Un bilan contrasté pour le commerce périgourdin après un mois de fortes chaleurs
Le mois de juillet, marqué à Périgueux par trois vagues de canicule, laisse un bilan contrasté chez les commerçants du centre-ville. Si certains établissements affichent des chiffres inédits et attribuent leur succès à la climatisation ou à leur emplacement ombragé, d'autres peinent à transformer les fortes températures en clients.
Parmi les commerçants satisfaits, des boutiques de prêt-à-porter et des restaurants ont vu leur activité augmenter. Au Boudoir, rue Salinière, la gérante note une forte demande pour des articles d'été : «
Nous avons vendu beaucoup de robes, de lunettes de soleil, de tee-shirts. Nous avons une clientèle fidèle, et puis, pas mal d’étrangers sont passés à la boutique.» La pierre ancienne des murs, en intérieur, a également joué un rôle apprécié pour maintenir une certaine fraîcheur.
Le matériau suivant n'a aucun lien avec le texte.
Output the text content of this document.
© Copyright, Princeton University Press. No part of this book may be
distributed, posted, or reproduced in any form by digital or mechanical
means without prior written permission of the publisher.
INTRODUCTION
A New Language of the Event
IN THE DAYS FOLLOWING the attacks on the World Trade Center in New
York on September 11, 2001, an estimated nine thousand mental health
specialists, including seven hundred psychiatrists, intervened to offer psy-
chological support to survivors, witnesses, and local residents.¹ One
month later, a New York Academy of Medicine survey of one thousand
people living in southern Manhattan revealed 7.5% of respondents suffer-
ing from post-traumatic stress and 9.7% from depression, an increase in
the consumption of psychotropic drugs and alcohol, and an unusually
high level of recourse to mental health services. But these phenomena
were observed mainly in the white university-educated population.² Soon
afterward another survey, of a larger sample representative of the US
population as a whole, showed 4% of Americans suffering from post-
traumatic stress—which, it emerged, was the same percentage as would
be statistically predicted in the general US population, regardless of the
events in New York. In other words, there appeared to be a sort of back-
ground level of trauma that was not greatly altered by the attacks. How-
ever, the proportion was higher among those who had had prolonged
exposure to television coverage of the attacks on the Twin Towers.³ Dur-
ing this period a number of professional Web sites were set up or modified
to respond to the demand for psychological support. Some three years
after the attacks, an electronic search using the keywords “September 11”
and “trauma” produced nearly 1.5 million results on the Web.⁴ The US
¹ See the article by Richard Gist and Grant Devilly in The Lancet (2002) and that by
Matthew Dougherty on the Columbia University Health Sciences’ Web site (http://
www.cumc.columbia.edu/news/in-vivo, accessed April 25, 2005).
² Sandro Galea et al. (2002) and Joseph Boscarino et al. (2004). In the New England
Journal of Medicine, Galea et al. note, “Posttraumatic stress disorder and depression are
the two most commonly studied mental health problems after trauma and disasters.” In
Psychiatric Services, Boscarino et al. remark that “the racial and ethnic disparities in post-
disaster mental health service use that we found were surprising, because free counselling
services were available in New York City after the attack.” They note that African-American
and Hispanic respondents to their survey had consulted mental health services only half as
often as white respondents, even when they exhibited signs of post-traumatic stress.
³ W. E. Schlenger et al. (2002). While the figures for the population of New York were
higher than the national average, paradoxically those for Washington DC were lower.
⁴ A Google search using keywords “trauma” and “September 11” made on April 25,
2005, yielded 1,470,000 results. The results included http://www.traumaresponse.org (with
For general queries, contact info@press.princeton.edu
Les restaurateurs cités dans le bilan tirent aussi profit de conditions particulières. Le patron de L’Auberge espagnole, place Saint-Silain, évoque son « meilleur mois de tous les temps », créditant notamment l’ombrage apporté par les tilleuls de la place et la mobilisation de son équipe. Du côté du Rituel, la présence d’une salle climatisée a permis de conserver une clientèle plus importante qu’à l’habitude.
Quels atouts pour affronter la chaleur ?
Les éléments qui ont permis à certains commerces de résister, voire de prospérer en période de canicule, reviennent régulièrement :
- La climatisation : un argument d’accueil essentiel pour des restaurants et magasins.
- L’ombrage naturel (arbres sur les places) : avantage pour les terrasses et cafés.
- L’offre marchande : vente de produits légers (robes, lunettes, tee-shirts) adaptés aux températures.
- La fréquentation touristique : présence d’étrangers dans certaines boutiques.
Ces facteurs expliquent en partie les écarts observés entre commerces du même quartier. Là où la fraîcheur intérieure et des produits saisonniers sont réunis, la canicule s’est transformée en opportunité commerciale. Ailleurs, l’effet a été inverse.
Des perdants malgré la chaleur
Le reportage sur les réactions du mois de juillet signale aussi des commerçants moins chanceux. Pour certains, la chaleur excessive dissuade les déplacements et réduit les achats hors nécessité. Les enseignes sans climatisation ou exposées en plein soleil ont, selon les témoignages recueillis, moins bénéficié de la hausse de fréquentation touristique.
Le phénomène met en exergue des inégalités structurelles entre commerces : capacité d'investir dans la climatisation, localisation sur des places ombragées, typologie de clientèle et adaptabilité de l’offre. Ces facteurs, déjà connus des observateurs économiques locaux, prennent une acuité particulière lors d’épisodes météorologiques extrêmes.
Conséquences et perspectives pour le centre-ville
À court terme, les bénéfices enregistrés par certains restaurateurs et boutiques contribuent à atténuer l'impact des mois plus calmes. À plus long terme, la répétition des vagues de chaleur pose la question de l’adaptation des commerces et de l’espace public : aménagements d’ombres, plans de rafraîchissement des rues, ou aides pour l’investissement en climatisation sont des pistes débattues ailleurs et susceptibles d’être envisagées localement.
| Commerce | Évaluation de juillet |
|---|---|
| Boudoir (rue Salinière) | Ventes de vêtements estivaux en hausse, clientèle fidèle et touristes |
| L’Auberge espagnole (place Saint-Silain) | Mois « meilleur de tous les temps », ombrage par tilleuls |
| Le Rituel | Bonne fréquentation grâce à la climatisation |
Pour les commerçants comme pour les élus et les acteurs du centre-ville, le point à retenir est que la canicule ne produit pas d'effet uniforme : elle renforce les avantages existants et creuse, parfois, les écarts. Les prochains mois, et la manière dont la ville et les professionnels s'adapteront à ce type d'aléas climatiques, détermineront si ces écarts se réduisent ou se creusent.